I'm a Ph.D. scientist in the biopharmaceutical industry. My background combines hands-on cell-therapy (iPSC, TIL, HSC-derived CAR-iNKT) with quantitative analysis and machine learning.
🧪 scrnaseq-tumor-microenvironment — Complete end-to-end single-cell RNA-seq pipeline on the Salcher 2022 LuCA lung cancer atlas (892K cells × 19 NSCLC studies, ~13 GB). Streaming h5py reads off the published h5ad build a stratified ~92K-cell working subsample without loading the full atlas into RAM. scVI corrects 19-study batch effects; nine cell lineages are annotated by Leiden clustering + marker-gene scoring and benchmarked against LuCA's published expert labels (95% agreement, ARI 0.92). A per-patient cell-composition classifier (scikit-learn) predicting tumor histology is evaluated with leave-one-study-out cross-validation and a label-permutation negative control — and reports an honest null result, with a study confound documented rather than over-claimed. Stack: scanpy · scVI · scikit-learn.
🧬 codon-discovery-pca-kmeans — PCA, UMAP, and K-Means applied to k-mer frequencies from two bacterial genomes (Caulobacter crescentus and E. coli K-12). Started as an MIT IDSS bootcamp case study; rebuilt as a portfolio piece with silhouette-based cluster selection, cross-organism validation, and a UMAP comparison. The polished version reaches a more conservative biological conclusion than the original — an example of replacing visual cluster-counting with quantitative criteria.
🔬 cell-confluency-segmentation — Two-backend (classical + deep-learning) cell-segmentation and confluency-estimation pipeline for adherent-cell microscopy. Classical Otsu + morphology runs in sub-second; an optional Cellpose backend handles touching cells. Validated on synthetic ground-truth data with known cell counts. Includes a fetch script for the public BBBC005 microscopy dataset.
📊 baby-feeding-trend — Pandas-idiomatic pipeline for analyzing real-world infant feeding patterns over time of day, across months. Started as a personal data project on my own child's feeding log; rebuilt with proper CSV parsing, two-level groupby aggregation, rolling-mean trend visualization, and pytest unit tests. Ships with a synthetic data generator so the analysis runs end-to-end without sharing private data.
- Ph.D., Molecular & Cellular Life Sciences — University of Wyoming
- MIT IDSS Applied Data Science Program — Data Science & Machine Learning (Mar–Jun 2024)
- 4 peer-reviewed publications — 2 first-author (Frontiers in Neurology, Journal of Neurotrauma), 2 middle-author (Scientific Reports / Nature, European Journal of Neuroscience)
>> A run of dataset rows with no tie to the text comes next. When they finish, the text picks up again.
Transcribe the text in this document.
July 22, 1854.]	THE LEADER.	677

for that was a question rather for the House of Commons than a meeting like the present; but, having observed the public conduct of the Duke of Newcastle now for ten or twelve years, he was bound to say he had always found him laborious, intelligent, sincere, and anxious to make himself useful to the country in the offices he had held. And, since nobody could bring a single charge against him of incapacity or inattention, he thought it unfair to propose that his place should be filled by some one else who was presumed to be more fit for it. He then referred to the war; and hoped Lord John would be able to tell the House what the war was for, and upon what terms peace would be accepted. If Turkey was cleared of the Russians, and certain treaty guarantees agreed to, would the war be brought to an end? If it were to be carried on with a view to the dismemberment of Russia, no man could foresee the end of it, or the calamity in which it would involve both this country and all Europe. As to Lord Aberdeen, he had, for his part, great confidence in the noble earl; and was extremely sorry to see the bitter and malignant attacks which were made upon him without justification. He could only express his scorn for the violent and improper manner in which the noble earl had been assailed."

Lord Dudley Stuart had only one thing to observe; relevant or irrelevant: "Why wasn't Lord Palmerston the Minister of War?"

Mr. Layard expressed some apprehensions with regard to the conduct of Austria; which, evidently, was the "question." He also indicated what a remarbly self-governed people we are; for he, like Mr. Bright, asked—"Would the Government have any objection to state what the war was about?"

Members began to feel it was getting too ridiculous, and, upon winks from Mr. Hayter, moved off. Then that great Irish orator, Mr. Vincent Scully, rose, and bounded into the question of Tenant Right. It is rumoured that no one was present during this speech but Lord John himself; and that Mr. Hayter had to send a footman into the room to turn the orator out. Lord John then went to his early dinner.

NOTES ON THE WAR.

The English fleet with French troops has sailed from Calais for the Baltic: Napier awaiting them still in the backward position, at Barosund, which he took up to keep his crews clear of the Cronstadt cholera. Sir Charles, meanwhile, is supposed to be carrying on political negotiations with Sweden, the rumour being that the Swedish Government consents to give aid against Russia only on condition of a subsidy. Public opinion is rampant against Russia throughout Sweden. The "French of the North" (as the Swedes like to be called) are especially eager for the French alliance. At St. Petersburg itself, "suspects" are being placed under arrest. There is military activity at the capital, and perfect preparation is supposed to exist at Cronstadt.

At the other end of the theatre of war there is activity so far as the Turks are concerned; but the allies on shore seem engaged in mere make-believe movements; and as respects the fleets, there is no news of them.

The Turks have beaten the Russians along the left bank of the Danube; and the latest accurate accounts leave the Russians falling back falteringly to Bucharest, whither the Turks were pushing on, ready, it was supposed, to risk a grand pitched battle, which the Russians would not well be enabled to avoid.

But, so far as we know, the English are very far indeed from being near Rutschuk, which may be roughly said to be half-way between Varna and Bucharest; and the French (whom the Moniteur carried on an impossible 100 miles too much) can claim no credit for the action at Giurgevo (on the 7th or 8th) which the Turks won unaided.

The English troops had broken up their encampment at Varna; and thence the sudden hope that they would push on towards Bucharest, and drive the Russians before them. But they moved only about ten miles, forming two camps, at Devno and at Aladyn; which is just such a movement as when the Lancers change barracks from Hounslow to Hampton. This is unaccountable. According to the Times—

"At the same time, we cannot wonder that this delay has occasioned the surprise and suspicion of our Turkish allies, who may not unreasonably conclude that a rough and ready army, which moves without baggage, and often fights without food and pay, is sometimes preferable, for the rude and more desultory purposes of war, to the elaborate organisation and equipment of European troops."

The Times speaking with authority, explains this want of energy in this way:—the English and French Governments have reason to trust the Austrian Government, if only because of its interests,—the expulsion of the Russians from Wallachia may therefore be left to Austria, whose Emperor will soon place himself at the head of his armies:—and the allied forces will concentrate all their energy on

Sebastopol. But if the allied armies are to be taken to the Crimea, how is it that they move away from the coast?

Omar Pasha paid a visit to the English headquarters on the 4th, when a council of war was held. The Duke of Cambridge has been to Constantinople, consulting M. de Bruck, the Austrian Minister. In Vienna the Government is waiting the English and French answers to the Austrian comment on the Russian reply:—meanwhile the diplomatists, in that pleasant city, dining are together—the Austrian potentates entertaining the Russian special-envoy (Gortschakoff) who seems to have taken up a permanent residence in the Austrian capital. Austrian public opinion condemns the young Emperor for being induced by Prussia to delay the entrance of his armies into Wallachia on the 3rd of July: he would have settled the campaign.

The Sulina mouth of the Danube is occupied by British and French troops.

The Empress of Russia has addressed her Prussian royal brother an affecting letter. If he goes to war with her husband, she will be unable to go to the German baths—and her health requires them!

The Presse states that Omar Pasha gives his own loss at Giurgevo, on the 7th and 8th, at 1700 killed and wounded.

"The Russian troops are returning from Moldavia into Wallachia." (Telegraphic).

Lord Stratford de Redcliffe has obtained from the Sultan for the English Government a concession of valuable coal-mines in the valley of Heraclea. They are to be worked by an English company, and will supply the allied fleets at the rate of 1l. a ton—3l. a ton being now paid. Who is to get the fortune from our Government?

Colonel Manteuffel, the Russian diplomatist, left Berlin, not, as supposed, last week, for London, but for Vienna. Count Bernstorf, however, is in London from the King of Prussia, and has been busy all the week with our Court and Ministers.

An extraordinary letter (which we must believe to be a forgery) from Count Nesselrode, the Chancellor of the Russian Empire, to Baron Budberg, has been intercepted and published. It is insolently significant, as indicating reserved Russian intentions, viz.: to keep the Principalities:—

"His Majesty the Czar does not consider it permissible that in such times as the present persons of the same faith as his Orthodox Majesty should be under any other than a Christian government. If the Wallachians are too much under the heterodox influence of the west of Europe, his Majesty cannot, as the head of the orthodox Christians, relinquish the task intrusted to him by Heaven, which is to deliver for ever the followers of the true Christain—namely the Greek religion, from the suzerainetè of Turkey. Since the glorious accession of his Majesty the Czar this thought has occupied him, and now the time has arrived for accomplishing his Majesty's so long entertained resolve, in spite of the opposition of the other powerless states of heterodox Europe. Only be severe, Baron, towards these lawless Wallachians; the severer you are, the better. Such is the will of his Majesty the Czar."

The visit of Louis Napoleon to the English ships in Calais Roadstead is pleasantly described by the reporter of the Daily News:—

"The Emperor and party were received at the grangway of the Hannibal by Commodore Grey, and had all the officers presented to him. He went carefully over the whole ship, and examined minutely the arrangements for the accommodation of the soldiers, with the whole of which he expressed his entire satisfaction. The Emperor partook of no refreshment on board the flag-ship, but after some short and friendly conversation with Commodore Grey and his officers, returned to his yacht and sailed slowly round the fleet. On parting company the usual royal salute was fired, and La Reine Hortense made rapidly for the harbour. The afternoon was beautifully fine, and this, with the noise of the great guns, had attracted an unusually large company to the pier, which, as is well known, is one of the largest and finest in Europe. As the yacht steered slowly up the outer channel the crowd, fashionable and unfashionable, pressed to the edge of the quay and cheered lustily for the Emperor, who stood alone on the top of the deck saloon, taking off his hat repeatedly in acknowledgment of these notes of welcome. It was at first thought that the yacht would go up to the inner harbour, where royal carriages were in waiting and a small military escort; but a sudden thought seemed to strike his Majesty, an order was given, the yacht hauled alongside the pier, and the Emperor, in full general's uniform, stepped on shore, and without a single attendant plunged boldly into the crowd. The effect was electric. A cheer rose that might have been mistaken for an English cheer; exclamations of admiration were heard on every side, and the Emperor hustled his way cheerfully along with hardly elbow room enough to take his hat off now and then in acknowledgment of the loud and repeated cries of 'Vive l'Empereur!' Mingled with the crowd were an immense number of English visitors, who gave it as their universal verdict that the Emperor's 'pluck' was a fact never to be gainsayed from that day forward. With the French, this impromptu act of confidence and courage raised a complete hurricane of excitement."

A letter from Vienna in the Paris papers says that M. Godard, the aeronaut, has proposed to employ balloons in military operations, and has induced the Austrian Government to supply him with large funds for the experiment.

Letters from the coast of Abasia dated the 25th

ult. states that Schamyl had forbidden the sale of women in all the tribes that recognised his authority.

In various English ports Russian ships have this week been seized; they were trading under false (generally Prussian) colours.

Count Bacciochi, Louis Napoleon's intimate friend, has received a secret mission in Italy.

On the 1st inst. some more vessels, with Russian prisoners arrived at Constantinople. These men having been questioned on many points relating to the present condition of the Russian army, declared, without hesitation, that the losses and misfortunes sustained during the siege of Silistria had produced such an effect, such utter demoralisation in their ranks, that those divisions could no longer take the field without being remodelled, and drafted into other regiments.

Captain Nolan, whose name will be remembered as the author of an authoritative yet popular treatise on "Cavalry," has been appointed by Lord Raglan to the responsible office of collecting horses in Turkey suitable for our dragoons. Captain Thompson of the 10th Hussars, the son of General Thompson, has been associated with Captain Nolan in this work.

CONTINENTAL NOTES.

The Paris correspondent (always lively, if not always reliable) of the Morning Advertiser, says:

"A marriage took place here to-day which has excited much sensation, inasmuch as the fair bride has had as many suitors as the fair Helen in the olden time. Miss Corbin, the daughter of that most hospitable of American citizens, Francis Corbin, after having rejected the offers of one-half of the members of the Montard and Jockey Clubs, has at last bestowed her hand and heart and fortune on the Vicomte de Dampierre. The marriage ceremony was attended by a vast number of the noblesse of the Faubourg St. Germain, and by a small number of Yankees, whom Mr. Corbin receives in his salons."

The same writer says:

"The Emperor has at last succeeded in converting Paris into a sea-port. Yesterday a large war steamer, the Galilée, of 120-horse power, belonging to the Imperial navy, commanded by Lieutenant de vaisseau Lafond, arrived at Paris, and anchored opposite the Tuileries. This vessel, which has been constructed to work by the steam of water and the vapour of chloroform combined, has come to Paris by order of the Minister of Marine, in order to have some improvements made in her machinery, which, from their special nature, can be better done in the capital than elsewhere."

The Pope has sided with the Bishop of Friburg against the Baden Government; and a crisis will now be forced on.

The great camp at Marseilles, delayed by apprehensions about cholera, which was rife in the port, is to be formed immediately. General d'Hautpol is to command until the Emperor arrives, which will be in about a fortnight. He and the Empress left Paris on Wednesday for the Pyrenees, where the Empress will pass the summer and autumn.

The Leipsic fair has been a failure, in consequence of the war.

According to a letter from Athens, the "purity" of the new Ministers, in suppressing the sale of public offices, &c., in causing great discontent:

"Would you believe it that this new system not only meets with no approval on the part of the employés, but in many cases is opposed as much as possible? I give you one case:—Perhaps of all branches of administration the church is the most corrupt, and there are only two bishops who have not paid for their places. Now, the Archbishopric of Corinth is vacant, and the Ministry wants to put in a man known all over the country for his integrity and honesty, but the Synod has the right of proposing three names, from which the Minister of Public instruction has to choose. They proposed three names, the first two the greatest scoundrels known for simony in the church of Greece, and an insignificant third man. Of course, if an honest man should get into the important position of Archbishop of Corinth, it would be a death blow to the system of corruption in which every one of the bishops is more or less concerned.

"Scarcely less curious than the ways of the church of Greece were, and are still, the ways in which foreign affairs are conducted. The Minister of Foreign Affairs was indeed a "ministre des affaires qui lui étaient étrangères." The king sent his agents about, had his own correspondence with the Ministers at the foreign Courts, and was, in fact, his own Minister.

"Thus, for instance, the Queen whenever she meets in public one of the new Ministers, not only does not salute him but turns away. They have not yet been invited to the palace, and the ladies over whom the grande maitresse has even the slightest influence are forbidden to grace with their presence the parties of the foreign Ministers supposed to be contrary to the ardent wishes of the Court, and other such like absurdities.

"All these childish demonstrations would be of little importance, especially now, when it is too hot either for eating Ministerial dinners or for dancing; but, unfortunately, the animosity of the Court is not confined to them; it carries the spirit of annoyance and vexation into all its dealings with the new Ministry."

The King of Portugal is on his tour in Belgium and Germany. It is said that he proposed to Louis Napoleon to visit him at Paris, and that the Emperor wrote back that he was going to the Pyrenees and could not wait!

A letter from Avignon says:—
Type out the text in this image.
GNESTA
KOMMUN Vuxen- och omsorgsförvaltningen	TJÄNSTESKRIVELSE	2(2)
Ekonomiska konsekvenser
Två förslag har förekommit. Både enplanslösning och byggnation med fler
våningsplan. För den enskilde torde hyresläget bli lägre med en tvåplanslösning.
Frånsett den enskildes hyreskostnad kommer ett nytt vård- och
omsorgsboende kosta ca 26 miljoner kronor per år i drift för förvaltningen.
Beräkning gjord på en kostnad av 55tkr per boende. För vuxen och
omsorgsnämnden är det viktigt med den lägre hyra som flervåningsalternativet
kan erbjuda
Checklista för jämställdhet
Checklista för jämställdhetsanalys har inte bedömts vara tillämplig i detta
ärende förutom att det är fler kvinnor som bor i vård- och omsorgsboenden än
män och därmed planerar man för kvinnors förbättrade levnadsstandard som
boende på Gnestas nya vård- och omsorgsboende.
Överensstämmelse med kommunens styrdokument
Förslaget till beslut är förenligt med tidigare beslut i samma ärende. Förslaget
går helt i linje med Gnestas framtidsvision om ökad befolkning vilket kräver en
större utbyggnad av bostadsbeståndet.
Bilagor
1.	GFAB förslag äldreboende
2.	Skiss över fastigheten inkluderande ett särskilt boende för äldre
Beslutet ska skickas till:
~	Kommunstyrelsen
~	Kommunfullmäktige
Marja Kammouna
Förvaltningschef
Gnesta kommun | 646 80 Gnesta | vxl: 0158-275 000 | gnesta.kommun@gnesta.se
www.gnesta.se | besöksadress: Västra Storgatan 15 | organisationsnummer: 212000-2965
- 4+ years cell-therapy industry experience at uBriGene Biosciences and Forecyte Bio (CDMO settings — CAR-T, TIL, iPSC, plasmid SME, HSC-derived CAR-iNKT)
Python · pandas · numpy · scikit-learn · scanpy · scVI · anndata · h5py · seaborn · matplotlib · scikit-image · OpenCV · Cellpose · UMAP · pytest · Jupyter · Git · R (single-cell RNA-seq)
Note: earlier publications appear under my prior legal name, Wupu Osimanjiang (changed May 2022).